You’re eating apples wrong – washing fruit doesn’t remove pesticides, study finds

An apple a day … can fill your body with pesticides.

A new study suggests that washing fruit, a precaution taken by many consumers, is not enough to remove toxic chemicals and pesticide residues.

Published Wednesday in the American Chemical Society’s journal Nano Letters, the study adds new intelligence to the debate over the health risks of pesticides and what, if any, the threshold is for consuming contaminated produce.

Researchers say that rinsing your produce may not be enough to rid it of pesticides. ake1150 – stock.adobe.com

The purpose of the study was to share a technique that researchers hoped would improve the detection of pesticides in food products, but also proved that washing doesn’t cut it when it comes to removing the chemicals.

As the study states, “cleaning operations cannot completely remove pesticides.”

Using their method to examine pesticide contamination in an apple, the researchers observed that the pesticides went much further than skin depth, penetrating the peel and entering the pulp layer.

The study found that the pesticides penetrated the skin and pulp of the apples. Glamy – stock.adobe.com

However, when the apple skin and a top layer of pulp were removed, the contamination was significantly reduced.

Dongdong Ye, a professor at the China School of Materials and Chemistry at Anhui Agricultural University and the paper’s author, hopes people will look for peelers instead of panicking.

“Rather than fueling unnecessary fear, the research confirms that peeling can effectively eliminate almost all pesticide residues, in contrast to the often recommended practice of washing.”

The FDA and consumer advocacy groups have wildly different standards when it comes to pesticide exposure. dusanpetkovic1 – stock.adobe.com

The study found unequivocally that “the risk of ingesting pesticides from fruit cannot be avoided by simple washing other than peeling”.

However, while shedding the skin can help prevent exposure to chemicals, it also reduces nutritional value.
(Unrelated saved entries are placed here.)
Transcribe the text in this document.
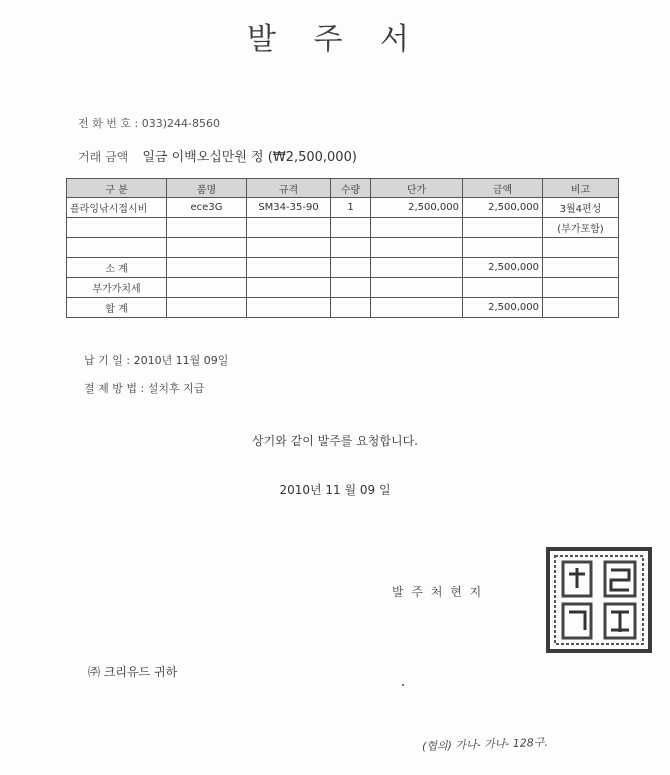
발 주 서
전 화 번 호 : 033)244-8560
거래 금액 일금 이백오십만원 정 (₩2,500,000)
구 분	품명	규격	수량	단가	금액	비고
플라잉낚시접시비	ece3G	SM34-35-90	1	2,500,000	2,500,000	3월4편성
						(부가포함)

소 계					2,500,000	
부가가치세						
합 계					2,500,000	
납 기 일 : 2010년 11월 09일
결 제 방 법 : 설치후 지급
상기와 같이 발주를 요청합니다.
2010년 11 월 09 일
발 주 처 현 지
㈜ 크리유드 귀하
(협의) 가나- 가나- 128구.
As Healthline notes, a raw apple with skin contains up to 332% more vitamin K, 142% more vitamin A, 115% more vitamin C, 20% more calcium and up to 19% more potassium than an apple. peeled.

Apples made the list of the “Dirty Dozen”, the twelve products most filled with pesticides. dmitriylo – stock.adobe.com

In March, the Environmental Working Group (EWG), a nonprofit organization that advocates for a cleaner food supply, released its infamous “Dirty Dozen” list of the most pesticide-prone foods.

The group found that 75% of conventional fresh fruit and vegetables sampled contained residues of potentially harmful chemicals and placed apples at number 8 on their list of pesticide packaging products.

In May, Consumer Reports found regarding pesticide levels that posed “significant risks”.” for consumers in 20% of the fruits and vegetables it tested. The nonprofit called on the Environmental Protection Agency to ban organophosphate and carbamate pesticides and lower legal limits of contamination.

Apples may need more than one bath to clean them of chemicals. Alextype – stock.adobe.com

In a contradictory report, the USDA claimed that 99% of the products they tested contained pesticide residues within legal contamination limits and that they did not “pose a risk to consumer health and are safe.”

They also claim that more than a quarter of the products tested had “no detectable residue at all”.

Some argue that the benefits of eating fresh produce outweigh the risk of exposure to pesticides. mimagephotos – stock.adobe.com

The EWG is careful to point out that the health benefits of a new diet “weigh the risks of pesticide exposure.”

However, those who want to limit exposure should choose to eliminate pesticides and eat organic, where only natural pesticides can be used whenever possible.